Devant la nécessité urgente de changements, nous
préparons de façon accélérée des milliers de
professeurs, sélectionnés dans tout le pays parmi
les jeunes ayant le niveau de terminale, et qui se
consacrent aujourd’hui à des études intensives
avec un enthousiasme remarquable.
Les
résultats obtenus nous réconfortent. Il est
également encourageant que beaucoup de professeurs,
habitués à travailler selon la conception
traditionnelle, se soient offerts pour enseigner
deux, trois matières ou plus, et même pour exercer
en tant que professeurs intégraux, ce qui se
traduit déjà par des progrès importants, entre
autres la réduction des pénuries dans les
matières dont la fréquence est plus élevée et
qui sont les moins attrayantes pour la grande masse
qui se tourne vers les études pédagogiques.
Dans l’enseignement
secondaire, nous appliquerons rigoureusement la
formule de la double session de cours et la
distribution d’aliments à l’heure du déjeuner,
en commençant par la capitale de la République,
où tout est toujours plus compliqué.
Dans l’enseignement
préuniversitaire, y compris technique, des idées
sont en cours d’élaboration qui combineront
inévitablement les professeurs spécialisés et le
principe de l’attention différenciée. Que
personne ne pense que ces idées réduiront le
nombre de professeurs ou produiront des excédents
parmi ceux qui aujourd’hui exercent dans le
secondaire; au contraire, le nombre d’enseignants
augmentera à tous les niveaux, et s’il le faut
nous créerons des réserves, qui entre autres
choses permettront le perfectionnement constant du
corps de professeurs (Applaudissements).
Je me
suis arrêté plus longtemps sur ce point en raison
de son énorme importance étant donné qu’il a à
voir avec l’âge où les risques sont les plus
grands pour tous les enfants, dans un pays où ils
étudient à 100% à ce niveau d’enseignement. Un
niveau où nous aspirons à ce que les connaissances
se multiplient pas cinq.
Ce que
j’ai dit jusqu’à présent me permet d’affirmer
qu’à Cuba, où vous nous faites l’honneur de
vous réunir pour la huitième fois, une révolution
réellement profonde est en marche dans le domaine
de l’éducation. Elle sera le fruit de la
nécessité de faire face à 44 ans de blocus, de
guerre politique et économique, y compris plus de
dix ans de période spéciale, après l’effondrement
du camp socialiste et la désintégration de l’URSS.
La vie
nous a conduit au cours des dernières années à
une grande Bataille d’idées et à la nécessité
d’approfondir la vision critique et non
autocomplaisante (?) de notre œuvre et de nos
objectifs historiques.
Il y a
des tâches nouvelles et plus élevées, et un
enseignement important.

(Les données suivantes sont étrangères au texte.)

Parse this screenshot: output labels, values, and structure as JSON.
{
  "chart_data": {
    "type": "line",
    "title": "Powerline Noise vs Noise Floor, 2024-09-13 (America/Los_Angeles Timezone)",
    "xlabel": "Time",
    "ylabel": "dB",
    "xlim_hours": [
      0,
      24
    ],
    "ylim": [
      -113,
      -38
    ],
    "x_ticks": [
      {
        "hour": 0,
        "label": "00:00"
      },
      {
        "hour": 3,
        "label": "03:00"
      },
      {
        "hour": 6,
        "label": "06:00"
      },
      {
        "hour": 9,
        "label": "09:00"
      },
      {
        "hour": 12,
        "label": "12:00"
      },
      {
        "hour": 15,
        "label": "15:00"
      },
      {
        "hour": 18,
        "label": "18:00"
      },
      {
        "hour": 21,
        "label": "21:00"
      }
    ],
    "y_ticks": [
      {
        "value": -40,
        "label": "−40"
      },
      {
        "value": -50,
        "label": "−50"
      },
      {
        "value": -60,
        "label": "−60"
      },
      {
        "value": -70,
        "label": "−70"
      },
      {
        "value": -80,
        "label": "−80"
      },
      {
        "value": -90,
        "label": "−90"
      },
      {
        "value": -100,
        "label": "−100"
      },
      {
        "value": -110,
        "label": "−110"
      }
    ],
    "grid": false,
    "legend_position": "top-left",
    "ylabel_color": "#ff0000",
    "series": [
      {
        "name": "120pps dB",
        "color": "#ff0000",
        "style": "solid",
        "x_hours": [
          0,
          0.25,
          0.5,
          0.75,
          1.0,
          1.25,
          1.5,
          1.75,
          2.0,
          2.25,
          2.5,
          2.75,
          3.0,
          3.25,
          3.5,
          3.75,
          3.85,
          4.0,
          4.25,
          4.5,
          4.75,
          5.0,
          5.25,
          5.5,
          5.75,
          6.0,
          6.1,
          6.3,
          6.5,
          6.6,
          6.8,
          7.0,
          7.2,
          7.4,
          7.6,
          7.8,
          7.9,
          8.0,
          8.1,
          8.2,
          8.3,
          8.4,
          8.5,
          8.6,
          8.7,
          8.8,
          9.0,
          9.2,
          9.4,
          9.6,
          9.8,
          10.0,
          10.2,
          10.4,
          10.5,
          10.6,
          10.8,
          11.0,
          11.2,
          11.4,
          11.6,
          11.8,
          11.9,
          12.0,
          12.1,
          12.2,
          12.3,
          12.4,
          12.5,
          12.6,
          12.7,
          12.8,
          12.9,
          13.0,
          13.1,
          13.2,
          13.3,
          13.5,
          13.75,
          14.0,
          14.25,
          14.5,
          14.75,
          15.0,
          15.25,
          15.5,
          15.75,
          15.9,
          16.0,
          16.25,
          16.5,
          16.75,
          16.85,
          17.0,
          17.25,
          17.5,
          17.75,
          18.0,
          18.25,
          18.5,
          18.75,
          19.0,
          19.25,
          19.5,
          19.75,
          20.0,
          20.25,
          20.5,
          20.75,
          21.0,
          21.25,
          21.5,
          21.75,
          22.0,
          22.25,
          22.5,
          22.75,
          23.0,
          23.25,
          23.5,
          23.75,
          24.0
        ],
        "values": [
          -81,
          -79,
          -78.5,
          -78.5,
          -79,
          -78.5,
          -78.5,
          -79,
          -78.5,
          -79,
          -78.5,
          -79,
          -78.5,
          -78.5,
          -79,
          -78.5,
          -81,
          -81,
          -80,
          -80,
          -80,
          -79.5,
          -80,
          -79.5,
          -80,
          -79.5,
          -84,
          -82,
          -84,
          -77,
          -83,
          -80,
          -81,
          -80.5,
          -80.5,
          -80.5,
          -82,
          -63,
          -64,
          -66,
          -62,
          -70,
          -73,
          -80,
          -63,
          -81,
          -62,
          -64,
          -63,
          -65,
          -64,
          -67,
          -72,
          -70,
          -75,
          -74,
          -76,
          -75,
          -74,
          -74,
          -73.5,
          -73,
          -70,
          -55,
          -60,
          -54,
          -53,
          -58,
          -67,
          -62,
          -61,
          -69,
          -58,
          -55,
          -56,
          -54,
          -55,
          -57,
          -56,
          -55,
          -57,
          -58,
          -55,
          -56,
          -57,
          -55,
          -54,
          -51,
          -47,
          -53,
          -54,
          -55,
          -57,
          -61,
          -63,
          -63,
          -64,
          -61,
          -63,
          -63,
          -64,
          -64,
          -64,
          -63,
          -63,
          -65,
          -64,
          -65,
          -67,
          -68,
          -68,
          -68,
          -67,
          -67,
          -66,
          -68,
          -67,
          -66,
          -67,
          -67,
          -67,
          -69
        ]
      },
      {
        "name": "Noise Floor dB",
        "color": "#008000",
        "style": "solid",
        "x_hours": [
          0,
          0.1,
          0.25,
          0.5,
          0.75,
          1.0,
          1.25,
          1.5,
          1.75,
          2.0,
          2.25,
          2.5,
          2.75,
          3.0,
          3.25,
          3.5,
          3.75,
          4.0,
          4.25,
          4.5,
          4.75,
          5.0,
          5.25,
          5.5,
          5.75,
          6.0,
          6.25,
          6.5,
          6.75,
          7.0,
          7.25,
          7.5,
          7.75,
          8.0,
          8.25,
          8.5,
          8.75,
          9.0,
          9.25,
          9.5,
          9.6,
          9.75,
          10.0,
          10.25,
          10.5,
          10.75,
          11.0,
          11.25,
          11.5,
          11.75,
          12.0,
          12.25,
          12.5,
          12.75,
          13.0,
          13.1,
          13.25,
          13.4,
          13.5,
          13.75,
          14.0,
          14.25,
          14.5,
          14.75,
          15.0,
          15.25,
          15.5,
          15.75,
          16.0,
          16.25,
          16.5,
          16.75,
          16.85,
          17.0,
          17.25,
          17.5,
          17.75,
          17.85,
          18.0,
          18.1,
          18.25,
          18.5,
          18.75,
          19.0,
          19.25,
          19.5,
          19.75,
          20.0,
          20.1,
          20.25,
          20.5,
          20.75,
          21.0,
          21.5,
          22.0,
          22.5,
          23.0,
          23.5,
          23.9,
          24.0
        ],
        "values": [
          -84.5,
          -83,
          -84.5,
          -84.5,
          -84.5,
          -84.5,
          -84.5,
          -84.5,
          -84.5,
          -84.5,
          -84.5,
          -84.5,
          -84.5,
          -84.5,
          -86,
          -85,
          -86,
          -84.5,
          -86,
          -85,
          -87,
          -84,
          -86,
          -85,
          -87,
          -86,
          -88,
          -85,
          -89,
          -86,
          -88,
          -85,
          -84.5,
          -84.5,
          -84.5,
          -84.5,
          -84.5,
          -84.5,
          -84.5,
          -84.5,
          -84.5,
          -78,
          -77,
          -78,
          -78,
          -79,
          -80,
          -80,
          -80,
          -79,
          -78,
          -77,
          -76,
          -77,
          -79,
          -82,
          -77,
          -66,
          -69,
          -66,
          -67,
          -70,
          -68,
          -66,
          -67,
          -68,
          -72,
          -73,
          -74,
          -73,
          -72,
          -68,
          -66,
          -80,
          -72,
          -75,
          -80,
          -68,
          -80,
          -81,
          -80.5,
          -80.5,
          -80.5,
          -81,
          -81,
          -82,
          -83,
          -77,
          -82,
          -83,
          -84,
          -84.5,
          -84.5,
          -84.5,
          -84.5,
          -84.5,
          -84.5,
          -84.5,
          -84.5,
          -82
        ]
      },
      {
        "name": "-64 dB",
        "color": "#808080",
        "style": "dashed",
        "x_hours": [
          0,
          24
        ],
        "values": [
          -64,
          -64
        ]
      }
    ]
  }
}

Actuellement nous menons en
œuvre des programmes auxquels nous n’aurions même
pas rêvé dans nos premières années de jeunes
révolutionnaires radicaux, lorsque nous avons
attaqué la caserne Moncada, lorsque nous avons
débarqué du yacht Granma et lorsque nous avons
triomphé, en 1959, après 25 mois de guerre
(Applaudissements).
Vivre
de longues années et accumuler une telle
expérience ne constitue un mérite pour aucun de
ceux d’entre nous qui ont survécu, mais plutôt
un privilège où le hasard n’est pas pour rien.
Pendant
le temps écoulé, le monde, sa complexité et ses
problèmes ont beaucoup changé, ils se sont
aggravés. Des technologies nouvelles et
insoupçonnées ont aussi surgi.
Il est
certain qu’éradiquer l’analphabétisme total en
un an a constitué une prouesse; éradiquer l’alphabétisme
fonctionnel a pris inévitablement de nombreuses
années. Aujourd’hui, avec un grand capital humain
doté de valeurs morales, d’un profond esprit
internationaliste et d’une grande culture
politique, n’importe quel objectif en matière d’éducation
et de culture, aussi bien artistique que politique,
y compris les connaissances de base d’histoire, d’économie,
d’humanités et de sciences, est à notre portée.
Ces
brèves paroles résument sommairement l’essence
de la révolution éducationnelle que j’ai
mentionnée.
Étant
donné que nous disposons aujourd’hui de moyens
fabuleux pour transmettre le savoir et la culture,
auxquels s’ajoute l’introduction de nouveaux
concepts dans l’organisation et le
perfectionnement du système d’éducation, il n’y
a rien d’étonnant à ce que je vous aie parlé de
tripler, de quadrupler et même de quintupler, selon
le cas, les connaissances que reçoivent aujourd’hui
nos jeunes étudiants.
Le
futur développement de notre éducation aura une
énorme influence politique, sociale et humaine.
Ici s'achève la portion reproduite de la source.